Until a few years ago solar panels were a rare sight in South Africa, largely limited to the roofs of a few affluent households. This is changing rapidly, driven by three factors: the worldwide drive towards renewable energy, a highly strained local electricity supply, and a steady drop in solar panel prices.
Under the plan the country aims to achieve 9600 MW of solar power capacity by 2030. When the plan was drawn up in 2010, solar was limited to a few isolated panels on domestic rooftops, and until recently contributed nothing to the national power grid operated by the state-owned utility Eskom.
But that is changing.
Much easier, much cheaper
In the last ten years the defining development in solar energy has been the sharp drop in the prices of photovoltaic panels. There has also been modest technological advances in other solar technologies and in power storage.
Photovoltaics, or PV, is a process in which energy from light is absorbed in materials and then directly transferred to electrons, resulting in an electric current. Research advances over the years, especially those involving easily available silicon-based materials, have made this an increasingly cheap solar technology. It is also now the most popular.

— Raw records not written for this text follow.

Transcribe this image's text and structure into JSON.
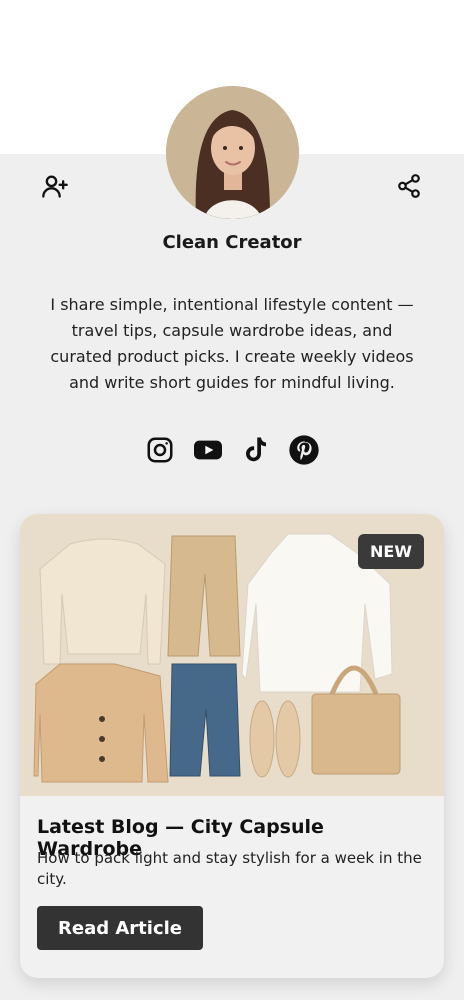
{
  "profile": {
    "name": "Clean Creator",
    "bio": "I share simple, intentional lifestyle content — travel tips, capsule wardrobe ideas, and curated product picks. I create weekly videos and write short guides for mindful living."
  },
  "header": {
    "left_icon": "add-user-icon",
    "right_icon": "share-icon"
  },
  "socials": [
    {
      "icon": "instagram-icon"
    },
    {
      "icon": "youtube-icon"
    },
    {
      "icon": "tiktok-icon"
    },
    {
      "icon": "pinterest-icon"
    }
  ],
  "blog": {
    "badge": "NEW",
    "title": "Latest Blog — City Capsule Wardrobe",
    "description": "How to pack light and stay stylish for a week in the city.",
    "cta_label": "Read Article"
  },
  "colors": {
    "panel_bg": "#efefef",
    "button_bg": "#333333",
    "badge_bg": "#3a3a3a"
  }
}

The simplest PV configuration has immobile solar panels, slightly tilted relative to the ground and facing northwards towards the midday sun. An example is the Droogfontein Plant near Kimberley in South Africa’s Northern Cape province. Panel rows are placed in a way to ensure that each panel does not shade the one behind it.
A more sophisticated design, found at the Sishen Plant near Kathu, also in the Northern Cape, uses a single axis-tracking technology to counteract efficiency losses. Each row of panels steadily rotates along a north-south axis with the sun until it reaches a point where it starts to shade the row behind it.
In two-axis tracking systems, panels constantly face the sun squarely. The Herbert and Greefspan plants near Douglas in the Northern Cape use this technology. The cost of the additional tracking motors is compensated for by the capture of more sunlight.
Concentrated solar power
Concentrated solar power, or CSP, technologies are based on the redirecting of sunlight, normally by mirrors, to a common focal point, which as a result becomes extremely hot.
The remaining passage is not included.